Forget your mistakes for this first day of a whole new year and celebrate your lovely survival to enjoy this day!
As I prepare to pen this final post of the year 2018, I would have to say my heart is filled with gratitude. My life has been blessed with a wonderful family who all still live. My Dad, at almost 90, is as healthy as I might hope for, and my Mom, although she struggles everyday for clarity, is as generous and loving as ever.
My brother who lives in the woods in a lean-to, loves his life at age 65. He knows exactly what it means to live “wild and free.” Talks with him always remind me of Henry David Thoreau. He shares his own version of genius with the rest of us.
My sister is an international star in the field of long-term care, who else to manage my parents’ many health concerns? Diane knows what she’s talking about when it comes to end-of-life issues. She teaches us all what she knows.
And finally, as I look out over our majestic fields of snow, I love where I live with my favorite people and pets. The sun struggles to come out and warm our passive solar home today, reminding me everyday how dependent we are on its power and warmth.
I am forced to ask everyday: How did I ever get so lucky?
I watched an amazing film last night, and this question came from it. “The Children Act” is one of the best films I’ve seen in years. My gift to you this holiday season is to tell you that you must see it. There is nothing simple about this multi-layered plot, which investigates the complex emotions of human existence and relationships. Emma Thompson also delivers one of her best and most heart-felt performances in this film, which caused me to begin to ponder, when in my own life have I truly felt wild and free?
I have known only fleeting moments of “wild and free” most of my life. At the time I called these glimpses “zen moments” when everything seemed exactly as it should be. I loved that feeling of finally being in the right place at the right time to experience this golden moment.

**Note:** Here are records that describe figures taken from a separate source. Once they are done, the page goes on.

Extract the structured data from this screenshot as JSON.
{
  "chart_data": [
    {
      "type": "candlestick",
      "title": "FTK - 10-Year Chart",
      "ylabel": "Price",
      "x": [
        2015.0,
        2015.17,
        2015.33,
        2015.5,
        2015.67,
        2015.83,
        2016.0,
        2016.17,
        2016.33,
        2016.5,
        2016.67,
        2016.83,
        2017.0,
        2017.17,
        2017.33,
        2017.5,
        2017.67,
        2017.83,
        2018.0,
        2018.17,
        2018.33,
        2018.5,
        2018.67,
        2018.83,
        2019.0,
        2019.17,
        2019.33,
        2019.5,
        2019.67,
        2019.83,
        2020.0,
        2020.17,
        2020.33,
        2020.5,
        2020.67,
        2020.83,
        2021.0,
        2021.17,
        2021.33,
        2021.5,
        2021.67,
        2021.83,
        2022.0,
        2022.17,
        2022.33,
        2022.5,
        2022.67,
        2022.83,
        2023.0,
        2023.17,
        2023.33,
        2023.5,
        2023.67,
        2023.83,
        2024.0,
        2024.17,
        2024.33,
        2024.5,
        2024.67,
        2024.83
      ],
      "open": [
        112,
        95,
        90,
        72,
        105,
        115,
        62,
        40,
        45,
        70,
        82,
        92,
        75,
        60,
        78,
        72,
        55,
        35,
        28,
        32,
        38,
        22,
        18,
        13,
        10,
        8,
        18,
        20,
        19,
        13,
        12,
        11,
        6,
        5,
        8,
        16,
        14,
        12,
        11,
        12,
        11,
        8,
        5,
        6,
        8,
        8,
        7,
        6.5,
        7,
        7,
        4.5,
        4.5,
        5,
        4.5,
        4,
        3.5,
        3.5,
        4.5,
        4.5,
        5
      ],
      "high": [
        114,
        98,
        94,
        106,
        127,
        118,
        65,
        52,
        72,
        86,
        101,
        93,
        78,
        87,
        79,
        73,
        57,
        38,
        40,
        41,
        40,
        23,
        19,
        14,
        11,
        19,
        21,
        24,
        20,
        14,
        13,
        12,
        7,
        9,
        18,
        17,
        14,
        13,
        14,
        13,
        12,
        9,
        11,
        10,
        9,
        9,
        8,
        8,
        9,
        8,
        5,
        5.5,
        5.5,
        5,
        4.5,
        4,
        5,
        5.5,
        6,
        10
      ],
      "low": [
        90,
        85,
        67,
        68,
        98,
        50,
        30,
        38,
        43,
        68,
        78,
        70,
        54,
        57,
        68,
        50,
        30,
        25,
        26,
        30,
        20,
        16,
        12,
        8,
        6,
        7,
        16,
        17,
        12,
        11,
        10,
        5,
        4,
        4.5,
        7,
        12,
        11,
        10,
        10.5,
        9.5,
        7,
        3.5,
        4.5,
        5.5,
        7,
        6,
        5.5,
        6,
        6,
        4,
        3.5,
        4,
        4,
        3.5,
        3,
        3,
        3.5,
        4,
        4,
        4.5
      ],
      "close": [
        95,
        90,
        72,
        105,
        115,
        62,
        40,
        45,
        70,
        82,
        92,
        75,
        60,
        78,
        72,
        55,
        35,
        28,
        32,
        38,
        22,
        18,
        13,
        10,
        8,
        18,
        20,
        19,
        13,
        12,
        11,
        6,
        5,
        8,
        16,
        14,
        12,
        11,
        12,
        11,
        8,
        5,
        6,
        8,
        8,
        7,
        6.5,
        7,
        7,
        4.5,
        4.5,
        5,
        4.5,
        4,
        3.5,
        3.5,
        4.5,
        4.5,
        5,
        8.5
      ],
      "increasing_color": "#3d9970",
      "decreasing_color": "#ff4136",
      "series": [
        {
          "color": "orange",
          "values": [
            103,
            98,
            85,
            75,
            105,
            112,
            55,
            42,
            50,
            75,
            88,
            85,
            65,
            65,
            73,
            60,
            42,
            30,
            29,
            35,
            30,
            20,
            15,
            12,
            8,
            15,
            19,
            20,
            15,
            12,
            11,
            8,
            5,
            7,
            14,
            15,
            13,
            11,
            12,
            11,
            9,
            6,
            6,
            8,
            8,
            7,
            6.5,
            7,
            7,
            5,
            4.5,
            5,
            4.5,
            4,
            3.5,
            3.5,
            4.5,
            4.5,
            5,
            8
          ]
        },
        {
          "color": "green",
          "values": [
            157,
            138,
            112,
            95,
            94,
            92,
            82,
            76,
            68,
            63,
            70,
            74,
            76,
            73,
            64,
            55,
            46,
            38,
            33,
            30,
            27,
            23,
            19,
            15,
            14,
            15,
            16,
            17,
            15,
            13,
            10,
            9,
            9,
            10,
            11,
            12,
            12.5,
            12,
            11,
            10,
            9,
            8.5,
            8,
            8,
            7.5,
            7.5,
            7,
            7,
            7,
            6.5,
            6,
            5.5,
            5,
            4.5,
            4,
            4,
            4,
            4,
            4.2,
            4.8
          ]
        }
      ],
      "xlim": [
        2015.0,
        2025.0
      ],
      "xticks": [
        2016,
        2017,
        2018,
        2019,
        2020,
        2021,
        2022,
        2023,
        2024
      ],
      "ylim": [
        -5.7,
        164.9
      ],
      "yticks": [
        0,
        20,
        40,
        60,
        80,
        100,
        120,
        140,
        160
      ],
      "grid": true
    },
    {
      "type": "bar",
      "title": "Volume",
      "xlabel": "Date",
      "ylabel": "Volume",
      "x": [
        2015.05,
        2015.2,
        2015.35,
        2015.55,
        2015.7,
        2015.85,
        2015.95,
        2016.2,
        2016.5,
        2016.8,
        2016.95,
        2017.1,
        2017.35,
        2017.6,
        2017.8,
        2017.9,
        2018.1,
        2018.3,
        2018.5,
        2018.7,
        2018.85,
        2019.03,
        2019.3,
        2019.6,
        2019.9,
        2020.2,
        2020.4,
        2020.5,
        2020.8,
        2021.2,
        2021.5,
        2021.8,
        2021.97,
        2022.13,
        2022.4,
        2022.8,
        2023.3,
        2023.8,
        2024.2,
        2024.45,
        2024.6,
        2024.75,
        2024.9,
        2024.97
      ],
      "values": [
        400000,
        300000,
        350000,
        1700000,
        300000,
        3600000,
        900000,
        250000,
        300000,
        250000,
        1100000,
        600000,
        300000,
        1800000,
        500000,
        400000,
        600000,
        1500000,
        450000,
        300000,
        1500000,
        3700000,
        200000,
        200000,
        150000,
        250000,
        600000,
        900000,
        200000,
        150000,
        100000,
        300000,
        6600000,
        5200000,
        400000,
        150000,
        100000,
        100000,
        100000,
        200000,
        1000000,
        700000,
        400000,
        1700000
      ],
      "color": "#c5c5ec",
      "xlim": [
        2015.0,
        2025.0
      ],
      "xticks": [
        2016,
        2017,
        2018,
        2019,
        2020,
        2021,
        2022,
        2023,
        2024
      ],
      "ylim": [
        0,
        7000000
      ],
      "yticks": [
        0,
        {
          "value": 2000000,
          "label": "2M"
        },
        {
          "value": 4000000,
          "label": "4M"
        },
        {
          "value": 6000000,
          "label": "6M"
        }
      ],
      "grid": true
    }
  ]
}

Then, in a shocking revelation last night, I realized that it is only now, in my sixties, that I regularly feel both wild and free. Now I can finally stop thinking about how others might judge me, and simply make my own choices. Everyday I again choose to be me, feeling safe and nurtured enough to reveal my authentic self, handing myself more freedom. What a refreshing way to live…
I gave myself freedom in the past few years. That’s pretty wild, isn’t it?